We think the resistance reflects our social conventions rather than our technical limitations. The technical challenges of safely introducing driverless cars are far more daunting than the technical challenges of introducing bots to manage hypertension and diabetes, yet the prospect of driverless cars seems to be awaited with excitement. We need to solve three problems:
First, the insurance industry-government and commercial-must get better at its job. Because they are ill-equipped to determine whether care was truly needed or appropriately delivered, they use proxy process measures: Was the care face to face? Was the right amount of time spent or the right number of facts documented? Was the right kind of clinician present? Without a measure of what’s good, insurers have found it easier to insist that care be delivered in traditional ways. It’s hard to explore new and potentially better models of care when only old approaches get reimbursed.
Second, state-based regulation of insurance and clinician licensure must be replaced by a system that recognizes that health care is not always best delivered locally. Facilitated self-service creates efficiencies across state lines. It’s likely that occasionally some of Wyoming’s 600,000 residents would benefit from care delivered by someone outside the 1,000 physicians practicing in that state-perhaps by a bot with second-line back up from a nurse or a physician elsewhere. State licensure of physicians and insurance regulations reflect federalist principles harder to justify in a connected world.

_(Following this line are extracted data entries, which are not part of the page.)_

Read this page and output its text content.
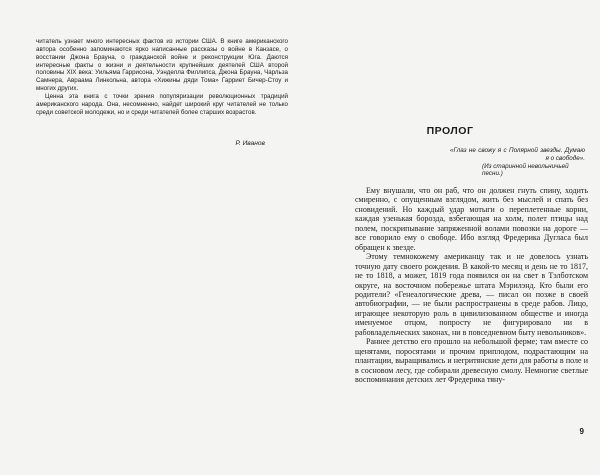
читатель узнает много интересных фактов из истории США. В книге американского автора особенно запоминаются ярко написанные рассказы о войне в Канзасе, о восстании Джона Брауна, о гражданской войне и реконструкции Юга. Даются интересные факты о жизни и деятельности крупнейших деятелей США второй половины XIX века: Уильяма Гаррисона, Уэнделла Филлипса, Джона Брауна, Чарльза Самнера, Авраама Линкольна, автора «Хижины дяди Тома» Гарриет Бичер-Стоу и многих других.

Ценна эта книга с точки зрения популяризации революционных традиций американского народа. Она, несомненно, найдет широкий круг читателей не только среди советской молодежи, но и среди читателей более старших возрастов.

Р. Иванов
ПРОЛОГ
«Глаз не свожу я с Полярной звезды. Думаю я о свободе».
(Из старинной невольничьей песни.)

Ему внушали, что он раб, что он должен гнуть спину, ходить смиренно, с опущенным взглядом, жить без мыслей и спать без сновидений. Но каждый удар мотыги о переплетенные корни, каждая узенькая борозда, взбегающая на холм, полет птицы над полем, поскрипывание запряженной волами повозки на дороге — все говорило ему о свободе. Ибо взгляд Фредерика Дугласа был обращен к звезде.

Этому темнокожему американцу так и не довелось узнать точную дату своего рождения. В какой-то месяц и день не то 1817, не то 1818, а может, 1819 года появился он на свет в Тэлботском округе, на восточном побережье штата Мэрилэнд. Кто были его родители? «Генеалогические древа, — писал он позже в своей автобиографии, — не были распространены в среде рабов. Лицо, играющее некоторую роль в цивилизованном обществе и иногда именуемое отцом, попросту не фигурировало ни в рабовладельческих законах, ни в повседневном быту невольников».

Раннее детство его прошло на небольшой ферме; там вместе со щенятами, поросятами и прочим приплодом, подрастающим на плантации, выращивались и негритянские дети для работы в поле и в сосновом лесу, где собирали древесную смолу. Немногие светлые воспоминания детских лет Фредерика тяну-

9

Third, we should require the same standards of safety and efficacy for automated approaches to health care that we have come to assume for the safety of pharmaceuticals. Whether that regulation comes from the FDA or elsewhere, it needs to be ramped up to address the volume of potential new approaches. Even if we think a bot can help manage hypertension, it doesn’t mean any bot can do that. The organizations that credential clinicians might find they are well suited to credential robots.
If there is a fourth problem, it is our sense of nostalgia. Norman Rockwell’s paintings of what he saw as wholesome and right reflected a time when doctors attended to the whole family, knew some from the cradle and some into the grave, and were paid with a basket of eggs. Facilitated self-service health care doesn’t challenge the appeal of this image, but it does shift it toward those elements of care that can’t as easily be handled by machine.
The health care changes we want, or at least the opportunities to try them, are held back by a combination of technical limitations and social conventions. But our social conventions present the greater obstacles. The lesson from other industries is that transformational change requires productivity change. And in health care that means we must find ways to move past approaches to facilitate care with doctors toward approaches that facilitate care without them.